NA values in vertex and edge attributes are now handled more
gracefully during plotting. Instead of causing errors or unexpected
behavior, NA values are now mapped to defaults.
schema <- make_empty_graph() + vertices("c", "p1", "p2",
color = "green", shape = "rectangle",
size = 30, size2 = 30
) + vertices("d", shape = "circle")
as_data_frame(schema, "vertices")
name color shape size size2
c c green rectangle 30 30
p1 p1 green rectangle 30 30
p2 p2 green rectangle 30 30
d d <NA> circle NA NA
plot(schema)
Warning: vertex attribute size contains NAs. Replacing with default value 15
Warning: vertex attribute size2 contains NAs. Replacing with default value 15
Warning: vertex attribute color contains NAs. Replacing with default value 1
vertex attribute color contains NAs. Replacing with default value 1
vertex attribute color contains NAs. Replacing with default value 1
vertex attribute color contains NAs. Replacing with default value 1
Figure 2: Plotting a graph with NA vertex and edge attributes.

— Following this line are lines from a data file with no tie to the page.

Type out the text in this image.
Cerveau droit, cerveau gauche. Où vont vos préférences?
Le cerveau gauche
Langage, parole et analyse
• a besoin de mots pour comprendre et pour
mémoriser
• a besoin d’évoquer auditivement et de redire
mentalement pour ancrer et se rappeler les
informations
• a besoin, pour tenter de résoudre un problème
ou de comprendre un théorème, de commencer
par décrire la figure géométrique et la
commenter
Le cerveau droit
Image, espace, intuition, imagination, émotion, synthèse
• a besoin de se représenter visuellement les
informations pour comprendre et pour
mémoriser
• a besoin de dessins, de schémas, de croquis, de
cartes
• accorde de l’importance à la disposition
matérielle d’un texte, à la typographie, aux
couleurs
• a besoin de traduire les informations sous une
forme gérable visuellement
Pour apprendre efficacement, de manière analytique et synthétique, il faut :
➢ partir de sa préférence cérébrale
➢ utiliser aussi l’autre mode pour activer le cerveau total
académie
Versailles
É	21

Pie shapes for vertices were broken for a while. This has now been fixed.
g <- make_ring(5)
values <- lapply(1:5, function(x) rep(1, 2))
plot(
g,
vertex.shape = "pie",
vertex.pie = values,
vertex.pie.color = list(c("red", "blue")),
vertex.label = NA
)
Figure 3: Plotting a graph with pie-shaped vertices.
The most elaborate plotting improvement was made for plotting loops. Previously, loops where always drawn at the same angle and size, making them overlap and hard to see. Now, loops are drawn around the vertex at different angles, and their size is adapted based on the number of loops at the vertex and the available space around the vertex.
par(mfrow = c(1, 2))
g <- make_graph(
c(1, 2, 2, 3, 3, 1, 1, 1, 1, 1, 1, 1, 1, 1),
directed = FALSE
)
plot(g, margin = 0.6, loop.size = 2, vertex.size = 15)
g2 <- make_graph(
c(
1, 2, 2, 3, 3, 1, 1, 4, 4, 5, 5, 1,
3, 4, 5, 2, 1, 1, 1, 1, 1, 1, 1, 1,
1, 1, 1, 1, 1, 1
),
directed = FALSE
)
plot(g2, loop.size = 2, vertex.shape = "rectangle")

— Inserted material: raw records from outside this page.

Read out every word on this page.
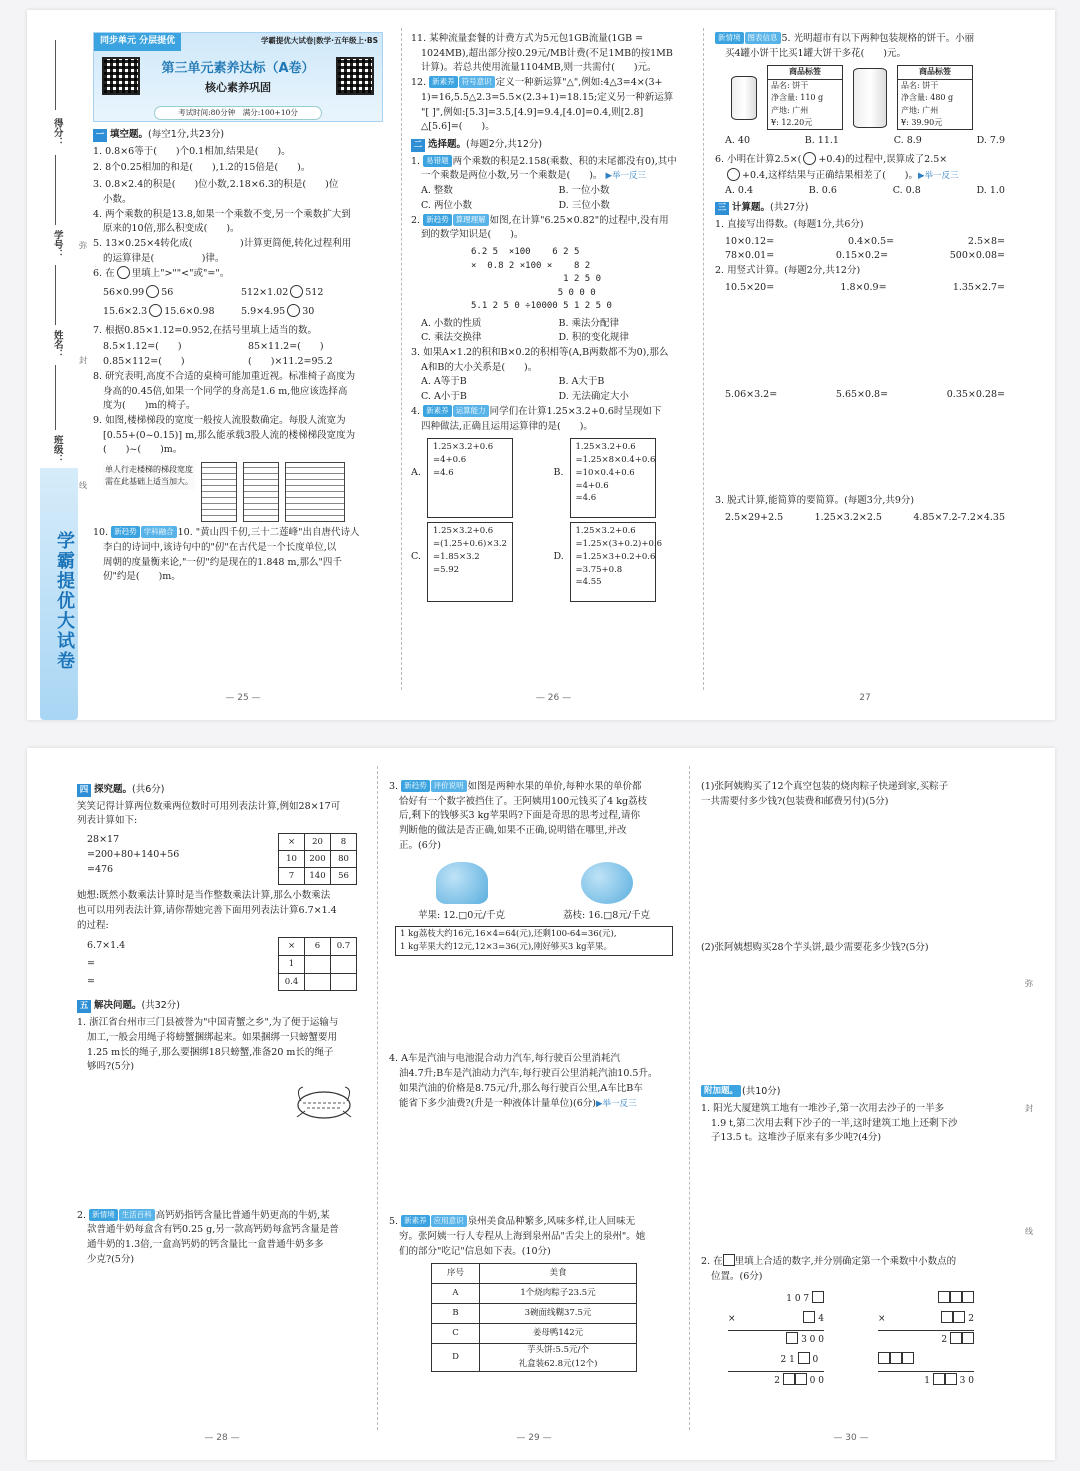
得分：
学号：
姓名：
班级：
弥
封
线
学霸提优大试卷
同步单元 分层提优	学霸提优大试卷|数学·五年级上·BS
第三单元素养达标（A卷）
核心素养巩固
考试时间:80分钟　满分:100+10分
一 填空题。(每空1分,共23分)
1. 0.8×6等于(　　)个0.1相加,结果是(　　)。
2. 8个0.25相加的和是(　　),1.2的15倍是(　　)。
3. 0.8×2.4的积是(　　)位小数,2.18×6.3的积是(　　)位
小数。
4. 两个乘数的积是13.8,如果一个乘数不变,另一个乘数扩大到
原来的10倍,那么积变成(　　)。
5. 13×0.25×4转化成(　　　　　)计算更简便,转化过程利用
的运算律是(　　　　　)律。
6. 在 里填上">""<"或"="。
56×0.99 56	512×1.02 512
15.6×2.3 15.6×0.98	5.9×4.95 30
7. 根据0.85×1.12=0.952,在括号里填上适当的数。
8.5×1.12=(　　)	85×11.2=(　　)
0.85×112=(　　)	(　　)×11.2=95.2
8. 研究表明,高度不合适的桌椅可能加重近视。标准椅子高度为
身高的0.45倍,如果一个同学的身高是1.6 m,他应该选择高
度为(　　)m的椅子。
9. 如图,楼梯梯段的宽度一般按人流股数确定。每股人流宽为
[0.55+(0~0.15)] m,那么能承载3股人流的楼梯梯段宽度为
(　　)~(　　)m。
单人行走楼梯的梯段宽度需在此基础上适当加大。
10. 新趋势 学科融合 10. "黄山四千仞,三十二莲峰"出自唐代诗人
李白的诗词中,该诗句中的"仞"在古代是一个长度单位,以
周朝的度量衡来论,"一仞"约是现在的1.848 m,那么"四千
仞"约是(　　)m。
— 25 —
11. 某种流量套餐的计费方式为5元包1GB流量(1GB =
1024MB),超出部分按0.29元/MB计费(不足1MB的按1MB
计算)。若总共使用流量1104MB,则一共需付(　　)元。
12. 新素养 符号意识 定义一种新运算"△",例如:4△3=4×(3+
1)=16,5.5△2.3=5.5×(2.3+1)=18.15;定义另一种新运算
"[ ]",例如:[5.3]=3.5,[4.9]=9.4,[4.0]=0.4,则[2.8]
△[5.6]=(　　)。
二 选择题。(每题2分,共12分)
1. 易错题 两个乘数的积是2.158(乘数、积的末尾都没有0),其中
一个乘数是两位小数,另一个乘数是(　　)。 ▶举一反三
A. 整数	B. 一位小数
C. 两位小数	D. 三位小数
2. 新趋势 算理理解 如图,在计算"6.25×0.82"的过程中,没有用
到的数学知识是(　　)。
6.2 5  ×100    6 2 5
×  0.8 2 ×100 ×    8 2
1 2 5 0
5 0 0 0
5.1 2 5 0 ÷10000 5 1 2 5 0
A. 小数的性质	B. 乘法分配律
C. 乘法交换律	D. 积的变化规律
3. 如果A×1.2的积和B×0.2的积相等(A,B两数都不为0),那么
A和B的大小关系是(　　)。
A. A等于B	B. A大于B
C. A小于B	D. 无法确定大小
4. 新素养 运算能力 同学们在计算1.25×3.2+0.6时呈现如下
四种做法,正确且运用运算律的是(　　)。
A.
1.25×3.2+0.6
=4+0.6
=4.6	B.
1.25×3.2+0.6
=1.25×8×0.4+0.6
=10×0.4+0.6
=4+0.6
=4.6
C.
1.25×3.2+0.6
=(1.25+0.6)×3.2
=1.85×3.2
=5.92
D.
1.25×3.2+0.6
=1.25×(3+0.2)+0.6
=1.25×3+0.2+0.6
=3.75+0.8
=4.55
— 26 —
新情境 图表信息 5. 光明超市有以下两种包装规格的饼干。小丽
买4罐小饼干比买1罐大饼干多花(　　)元。
商品标签
品名: 饼干
净含量: 110 g
产地: 广州
¥: 12.20元
商品标签
品名: 饼干
净含量: 480 g
产地: 广州
¥: 39.90元
A. 40	B. 11.1	C. 8.9	D. 7.9
6. 小明在计算2.5×( +0.4)的过程中,误算成了2.5×
+0.4,这样结果与正确结果相差了(　　)。▶举一反三
A. 0.4	B. 0.6	C. 0.8	D. 1.0
三 计算题。(共27分)
1. 直接写出得数。(每题1分,共6分)
10×0.12=	0.4×0.5=	2.5×8=
78×0.01=	0.15×0.2=	500×0.08=
2. 用竖式计算。(每题2分,共12分)
10.5×20=	1.8×0.9=	1.35×2.7=
5.06×3.2=	5.65×0.8=	0.35×0.28=
3. 脱式计算,能简算的要简算。(每题3分,共9分)
2.5×29+2.5	1.25×3.2×2.5	4.85×7.2-7.2×4.35
27
四 探究题。(共6分)
笑笑记得计算两位数乘两位数时可用列表法计算,例如28×17可
列表计算如下:
28×17
=200+80+140+56
=476
×	20	8
10	200	80
7	140	56
她想:既然小数乘法计算时是当作整数乘法计算,那么小数乘法
也可以用列表法计算,请你帮她完善下面用列表法计算6.7×1.4
的过程:
6.7×1.4
=
=
×	6	0.7
1		
0.4		
五 解决问题。(共32分)
1. 浙江省台州市三门县被誉为"中国青蟹之乡",为了便于运输与
加工,一般会用绳子将螃蟹捆绑起来。如果捆绑一只螃蟹要用
1.25 m长的绳子,那么要捆绑18只螃蟹,准备20 m长的绳子
够吗?(5分)
2. 新情境 生活百科 高钙奶指钙含量比普通牛奶更高的牛奶,某
款普通牛奶每盒含有钙0.25 g,另一款高钙奶每盒钙含量是普
通牛奶的1.3倍,一盒高钙奶的钙含量比一盒普通牛奶多多
少克?(5分)
— 28 —
3. 新趋势 评价说明 如图是两种水果的单价,每种水果的单价都
恰好有一个数字被挡住了。王阿姨用100元钱买了4 kg荔枝
后,剩下的钱够买3 kg苹果吗?下面是奇思的思考过程,请你
判断他的做法是否正确,如果不正确,说明错在哪里,并改
正。(6分)
苹果: 12.□0元/千克	荔枝: 16.□8元/千克
1 kg荔枝大约16元,16×4=64(元),还剩100-64=36(元),
1 kg苹果大约12元,12×3=36(元),刚好够买3 kg苹果。
4. A车是汽油与电池混合动力汽车,每行驶百公里消耗汽
油4.7升;B车是汽油动力汽车,每行驶百公里消耗汽油10.5升。
如果汽油的价格是8.75元/升,那么每行驶百公里,A车比B车
能省下多少油费?(升是一种液体计量单位)(6分)▶举一反三
5. 新素养 应用意识 泉州美食品种繁多,风味多样,让人回味无
穷。张阿姨一行人专程从上海到泉州品"舌尖上的泉州"。她
们的部分"吃记"信息如下表。(10分)
序号	美食
A	1个烧肉粽子23.5元
B	3碗面线糊37.5元
C	姜母鸭142元
D	芋头饼:5.5元/个
礼盒装62.8元(12个)
— 29 —
(1)张阿姨购买了12个真空包装的烧肉粽子快递到家,买粽子
一共需要付多少钱?(包装费和邮费另付)(5分)
(2)张阿姨想购买28个芋头饼,最少需要花多少钱?(5分)
附加题。 (共10分)
1. 阳光大厦建筑工地有一堆沙子,第一次用去沙子的一半多
1.9 t,第二次用去剩下沙子的一半,这时建筑工地上还剩下沙
子13.5 t。这堆沙子原来有多少吨?(4分)
2. 在 里填上合适的数字,并分别确定第一个乘数中小数点的
位置。(6分)
1 0 7
×	4
3 0 0
2 1  0
2	0 0
×	2
2
1	3 0
弥
封
线
— 30 —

Figure 4: Plotting graphs with loops.
Besides these major improvements, several smaller fixes and improvements were made to the plotting functionalities. For example, it is now possible to customize the angle and adjustment of vertex labels independently.
g <- make_ring(5, directed = FALSE, circular = FALSE)
V(g)$label <- c("AAAAA", "BBBBB", "CCCCC", "DDDDD", "EEEEE")
g$layout <- cbind(1:5, rep(1, 5))
plot(
g,
vertex.label.angle = c(90, 90, 270, 270, 90),
vertex.label.adj = c(1.3, 0.5)
)
Figure 5: Plotting a graph with customized vertex label angles and
adjustments.
Conclusion
The igraph 2.2.1 release marks a significant step forward in the evolution of the igraph package for R. With a focus on performance enhancements, improved plotting capabilities, and addressing longstanding issues, this release sets the stage for future developments in igraph 3.0.0. We are close to be on par with the C core in terms of features. In 3.0.0, we aim to fully upgrade to C/igraph 1.0.0.
If you import igraph in your own package, now is a good time to at least update currently deprecated functions and arguments. A lot will be removed in the next major release! You will be able to track all the breaking changes on Github.
For now, we encourage users to explore the new features and improvements, and as always, we welcome feedback and contributions.